🏰 Burgen und Schlösser

Castello Sforzesco

📍 Milano, Lombardei · 81/100

Das Castello Sforzesco ist zweimal entstanden. Zuerst als Castello di Porta Giovia, eine Festung, die Galeazzo II. Visconti zwischen 1368 und 1370 quer über die Stadtmauer bauen ließ und die seine Nachfolger bis zu einem quadratischen Grundriss mit 200 Meter langen Seiten, vier Ecktürmen und sieben Meter dicken Umfassungsmauern erweiterten. 1447 von der Ambrosianischen Republik zerstört, wurde sie ab 1450 von Francesco Sforza wieder aufgebaut, dem Söldnerführer, der Bianca Maria Visconti geheiratet und sich das Herzogtum erobert hatte.
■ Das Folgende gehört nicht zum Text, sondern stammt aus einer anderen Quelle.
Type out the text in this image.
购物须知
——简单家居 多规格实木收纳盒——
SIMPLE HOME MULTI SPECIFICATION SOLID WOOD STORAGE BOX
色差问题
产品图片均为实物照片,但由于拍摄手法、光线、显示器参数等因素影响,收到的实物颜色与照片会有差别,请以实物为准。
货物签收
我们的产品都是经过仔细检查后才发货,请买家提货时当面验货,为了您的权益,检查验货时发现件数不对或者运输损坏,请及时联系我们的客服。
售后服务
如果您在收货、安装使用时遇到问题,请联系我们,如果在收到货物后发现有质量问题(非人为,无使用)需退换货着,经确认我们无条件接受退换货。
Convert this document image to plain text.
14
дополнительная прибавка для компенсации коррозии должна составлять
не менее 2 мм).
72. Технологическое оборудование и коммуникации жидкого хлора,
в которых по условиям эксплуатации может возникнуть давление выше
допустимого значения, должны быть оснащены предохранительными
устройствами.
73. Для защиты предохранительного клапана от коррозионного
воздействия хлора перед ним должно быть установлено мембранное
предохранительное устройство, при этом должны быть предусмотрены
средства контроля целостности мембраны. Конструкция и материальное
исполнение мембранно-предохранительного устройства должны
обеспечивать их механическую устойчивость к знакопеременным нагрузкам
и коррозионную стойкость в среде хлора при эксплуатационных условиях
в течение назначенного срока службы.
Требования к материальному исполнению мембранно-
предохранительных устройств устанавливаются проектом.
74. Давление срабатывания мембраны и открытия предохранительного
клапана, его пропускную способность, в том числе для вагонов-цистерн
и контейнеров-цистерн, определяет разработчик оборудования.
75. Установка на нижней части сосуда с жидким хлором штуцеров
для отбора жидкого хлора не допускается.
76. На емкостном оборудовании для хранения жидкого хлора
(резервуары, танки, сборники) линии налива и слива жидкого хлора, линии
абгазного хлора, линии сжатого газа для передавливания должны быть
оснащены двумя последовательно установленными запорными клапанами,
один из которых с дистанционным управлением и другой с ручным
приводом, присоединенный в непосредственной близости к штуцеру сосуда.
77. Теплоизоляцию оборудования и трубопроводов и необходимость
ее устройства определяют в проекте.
Unter Ludovico il Moro beherbergte die Burg ab 1494 einen der prunkvollsten Höfe Europas: Leonardo da Vinci malte mehrere Säle der herzoglichen Wohnung aus, und Bramante arbeitete für den Herzog. Im 16. und 17. Jahrhundert zählte sie zu den wichtigsten Militärzitadellen des Kontinents; dann restaurierte Luca Beltrami sie zwischen 1890 und 1905 im historistischen Stil und machte daraus, was sie heute ist: Sitz von Museen und Kulturinstitutionen und, neben dem Dom, eines der Wahrzeichen Mailands.

Sehenswertes

Das berühmteste Stück ist die Sala delle Asse, wo Leonardo 1498 ein Geflecht aus Zweigen und Früchten sowie Monochrome von Wurzeln und Felsen malte: eine illusionistische Laube mitten in der Festung. Von der Ausstattung des 15. Jahrhunderts blieb auch die herzogliche Kapelle erhalten, an der Bonifacio Bembo arbeitete, während vom kolossalen Reiterdenkmal für Francesco Sforza nichts übrig ist: Französische Soldaten zerstörten es, bevor es überhaupt fertig war.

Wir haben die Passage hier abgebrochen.